Le Comité français de l’UICN promeut donc une approche intégrée prenant en compte les effets cumulés de toutes les activités humaines et traitant l’évitement, la réduction et la compensation de leur impact global sur les écosystèmes.
Ces recommandations rejoignent les objectifs 2030 du nouveau Cadre mondial de la Biodiversité approuvé par les Etats en décembre 2022, demandant un aménagement du territoire participatif et intégré en matière de biodiversité, préservant les zones importantes pour la biodiversité et l’intégrité écologique des écosystèmes (cible 1) et la réduction au minimum des effets négatifs de l’action climatique sur la biodiversité (cible 8) comme le déploiement des énergies renouvelables.

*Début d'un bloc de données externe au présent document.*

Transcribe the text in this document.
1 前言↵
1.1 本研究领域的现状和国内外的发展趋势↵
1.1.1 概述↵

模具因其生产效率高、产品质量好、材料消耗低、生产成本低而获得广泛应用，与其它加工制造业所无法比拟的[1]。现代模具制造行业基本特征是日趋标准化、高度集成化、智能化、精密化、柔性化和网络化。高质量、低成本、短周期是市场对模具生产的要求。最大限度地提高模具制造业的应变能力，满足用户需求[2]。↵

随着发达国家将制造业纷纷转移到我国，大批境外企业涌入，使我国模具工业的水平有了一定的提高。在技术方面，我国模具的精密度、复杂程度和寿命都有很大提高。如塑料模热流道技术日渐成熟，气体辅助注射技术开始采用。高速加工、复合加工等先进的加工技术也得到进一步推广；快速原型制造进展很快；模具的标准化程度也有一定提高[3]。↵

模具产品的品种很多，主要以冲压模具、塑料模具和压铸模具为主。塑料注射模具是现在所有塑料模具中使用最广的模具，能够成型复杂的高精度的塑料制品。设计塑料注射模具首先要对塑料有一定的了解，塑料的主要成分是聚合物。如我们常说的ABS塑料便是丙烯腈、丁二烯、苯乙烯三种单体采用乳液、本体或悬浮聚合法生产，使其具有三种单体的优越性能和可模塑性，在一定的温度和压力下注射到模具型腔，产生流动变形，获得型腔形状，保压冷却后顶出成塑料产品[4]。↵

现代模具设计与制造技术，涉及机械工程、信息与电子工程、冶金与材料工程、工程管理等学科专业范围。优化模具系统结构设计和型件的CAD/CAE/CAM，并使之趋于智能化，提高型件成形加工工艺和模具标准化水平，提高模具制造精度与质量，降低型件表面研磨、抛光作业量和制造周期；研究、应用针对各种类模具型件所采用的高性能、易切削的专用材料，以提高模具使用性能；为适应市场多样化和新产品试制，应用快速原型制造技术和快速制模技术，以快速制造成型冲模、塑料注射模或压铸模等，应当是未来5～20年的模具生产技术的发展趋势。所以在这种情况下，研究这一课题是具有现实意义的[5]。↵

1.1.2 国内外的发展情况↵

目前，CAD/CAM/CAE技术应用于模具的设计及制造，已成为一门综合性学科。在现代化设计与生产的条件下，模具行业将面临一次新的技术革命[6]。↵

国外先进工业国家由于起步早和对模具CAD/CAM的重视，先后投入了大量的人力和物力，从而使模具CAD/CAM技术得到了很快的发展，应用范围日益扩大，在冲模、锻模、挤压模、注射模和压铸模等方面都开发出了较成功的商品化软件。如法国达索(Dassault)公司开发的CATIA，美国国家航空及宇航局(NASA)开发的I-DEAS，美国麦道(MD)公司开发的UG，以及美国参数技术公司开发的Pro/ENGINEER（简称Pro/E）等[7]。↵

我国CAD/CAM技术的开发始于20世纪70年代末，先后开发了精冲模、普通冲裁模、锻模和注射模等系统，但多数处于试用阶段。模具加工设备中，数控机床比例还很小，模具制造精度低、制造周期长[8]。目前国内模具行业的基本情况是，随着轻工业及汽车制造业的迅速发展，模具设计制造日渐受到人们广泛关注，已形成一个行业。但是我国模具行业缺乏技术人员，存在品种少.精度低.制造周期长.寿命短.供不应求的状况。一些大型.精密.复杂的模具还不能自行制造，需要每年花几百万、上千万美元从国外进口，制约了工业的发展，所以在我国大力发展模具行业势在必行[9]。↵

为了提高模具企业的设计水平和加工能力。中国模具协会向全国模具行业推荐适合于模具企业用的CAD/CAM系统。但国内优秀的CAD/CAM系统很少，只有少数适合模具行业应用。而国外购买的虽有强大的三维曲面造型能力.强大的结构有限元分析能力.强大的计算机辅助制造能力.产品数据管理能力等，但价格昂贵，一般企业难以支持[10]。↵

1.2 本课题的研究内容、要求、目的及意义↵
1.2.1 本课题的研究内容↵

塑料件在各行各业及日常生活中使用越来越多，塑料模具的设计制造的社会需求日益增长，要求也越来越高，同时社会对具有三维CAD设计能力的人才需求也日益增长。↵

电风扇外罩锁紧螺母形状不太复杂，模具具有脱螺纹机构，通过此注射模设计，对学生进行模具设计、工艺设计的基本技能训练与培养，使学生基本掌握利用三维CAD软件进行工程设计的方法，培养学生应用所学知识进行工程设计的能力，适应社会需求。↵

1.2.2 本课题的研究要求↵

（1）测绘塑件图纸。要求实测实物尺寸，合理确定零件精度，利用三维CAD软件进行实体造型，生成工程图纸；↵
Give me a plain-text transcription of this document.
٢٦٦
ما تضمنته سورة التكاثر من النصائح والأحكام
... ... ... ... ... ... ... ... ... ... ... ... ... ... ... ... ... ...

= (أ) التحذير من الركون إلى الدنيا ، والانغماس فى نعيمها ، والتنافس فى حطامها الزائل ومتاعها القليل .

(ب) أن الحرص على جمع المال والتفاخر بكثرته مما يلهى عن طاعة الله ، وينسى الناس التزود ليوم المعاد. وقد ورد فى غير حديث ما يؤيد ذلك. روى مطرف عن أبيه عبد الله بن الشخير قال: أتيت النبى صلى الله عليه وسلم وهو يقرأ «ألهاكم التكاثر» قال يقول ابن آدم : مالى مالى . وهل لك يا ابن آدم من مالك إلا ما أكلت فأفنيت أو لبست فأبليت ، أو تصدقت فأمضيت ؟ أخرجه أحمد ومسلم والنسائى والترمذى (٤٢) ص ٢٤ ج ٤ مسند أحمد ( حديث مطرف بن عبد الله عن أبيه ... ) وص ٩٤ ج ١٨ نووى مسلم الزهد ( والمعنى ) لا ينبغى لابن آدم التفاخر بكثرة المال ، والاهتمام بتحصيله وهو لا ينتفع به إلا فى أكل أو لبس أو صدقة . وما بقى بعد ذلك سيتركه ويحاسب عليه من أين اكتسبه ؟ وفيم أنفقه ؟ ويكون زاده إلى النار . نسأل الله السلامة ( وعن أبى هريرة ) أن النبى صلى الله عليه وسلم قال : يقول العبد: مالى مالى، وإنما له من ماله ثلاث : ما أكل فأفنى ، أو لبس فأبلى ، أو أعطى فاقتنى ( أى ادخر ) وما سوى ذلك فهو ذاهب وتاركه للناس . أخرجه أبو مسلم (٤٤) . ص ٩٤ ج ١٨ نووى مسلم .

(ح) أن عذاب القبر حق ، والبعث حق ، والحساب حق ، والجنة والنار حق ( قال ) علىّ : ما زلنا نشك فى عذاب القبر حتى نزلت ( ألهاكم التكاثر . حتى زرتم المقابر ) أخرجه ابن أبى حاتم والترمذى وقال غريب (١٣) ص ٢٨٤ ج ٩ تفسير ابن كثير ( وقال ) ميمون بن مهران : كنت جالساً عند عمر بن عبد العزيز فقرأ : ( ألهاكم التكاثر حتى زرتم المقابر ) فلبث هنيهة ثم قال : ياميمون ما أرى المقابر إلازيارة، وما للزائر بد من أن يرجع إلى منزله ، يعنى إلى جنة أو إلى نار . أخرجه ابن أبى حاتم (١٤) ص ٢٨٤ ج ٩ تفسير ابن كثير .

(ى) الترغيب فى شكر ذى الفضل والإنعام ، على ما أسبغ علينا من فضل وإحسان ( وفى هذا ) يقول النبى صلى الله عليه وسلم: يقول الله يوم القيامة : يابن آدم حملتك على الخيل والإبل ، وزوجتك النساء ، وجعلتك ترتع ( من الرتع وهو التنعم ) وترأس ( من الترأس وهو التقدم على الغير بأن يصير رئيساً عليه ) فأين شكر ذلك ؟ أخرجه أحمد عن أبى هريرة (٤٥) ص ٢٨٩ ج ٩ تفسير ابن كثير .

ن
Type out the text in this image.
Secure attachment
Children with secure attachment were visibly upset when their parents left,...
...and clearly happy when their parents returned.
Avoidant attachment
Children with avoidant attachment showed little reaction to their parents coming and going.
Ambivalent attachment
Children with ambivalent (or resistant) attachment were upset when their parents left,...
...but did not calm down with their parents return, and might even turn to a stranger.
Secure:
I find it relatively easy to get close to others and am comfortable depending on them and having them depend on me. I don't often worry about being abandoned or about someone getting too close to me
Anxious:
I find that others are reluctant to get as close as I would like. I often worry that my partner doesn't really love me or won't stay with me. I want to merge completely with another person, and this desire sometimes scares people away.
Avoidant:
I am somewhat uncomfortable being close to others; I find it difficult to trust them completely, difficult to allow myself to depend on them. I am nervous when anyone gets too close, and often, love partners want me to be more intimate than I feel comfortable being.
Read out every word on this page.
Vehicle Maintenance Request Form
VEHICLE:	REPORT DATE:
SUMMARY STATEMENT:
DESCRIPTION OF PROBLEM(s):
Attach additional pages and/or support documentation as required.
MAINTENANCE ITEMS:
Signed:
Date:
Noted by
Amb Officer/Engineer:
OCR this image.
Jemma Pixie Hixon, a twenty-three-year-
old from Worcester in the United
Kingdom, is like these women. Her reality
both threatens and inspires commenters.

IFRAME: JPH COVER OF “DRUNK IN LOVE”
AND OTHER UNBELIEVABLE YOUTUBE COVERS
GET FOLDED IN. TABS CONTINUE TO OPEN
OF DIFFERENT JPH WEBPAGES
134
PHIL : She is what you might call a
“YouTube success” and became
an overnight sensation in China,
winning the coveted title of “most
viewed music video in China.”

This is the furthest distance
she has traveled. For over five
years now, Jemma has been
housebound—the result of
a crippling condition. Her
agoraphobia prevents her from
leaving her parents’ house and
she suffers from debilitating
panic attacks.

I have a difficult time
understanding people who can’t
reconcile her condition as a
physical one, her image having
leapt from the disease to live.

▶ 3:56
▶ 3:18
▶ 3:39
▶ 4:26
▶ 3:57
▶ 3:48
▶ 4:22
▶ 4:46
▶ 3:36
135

Le Comité français de l’UICN rappelle également que la résolution 102 adoptée par le Congrès mondial de la nature de l’UICN en 2016 stipule que les activités industrielles et le développement d’infrastructures portant préjudice à l’environnement, comme les grands projets industriels d’énergies marines renouvelables, ne sont pas compatibles avec les aires marines protégées, et en particulier avec les zones de protection forte.
La mise en œuvre de ces recommandations est essentielle pour atteindre le bon état écologique du milieu marin. Le Comité français de l’UICN rappelle que c’est l’objectif visé par la Directive-cadre européenne “stratégie pour le milieu marin” et que cela doit être une priorité du nouveau règlement européen sur la restauration de la nature.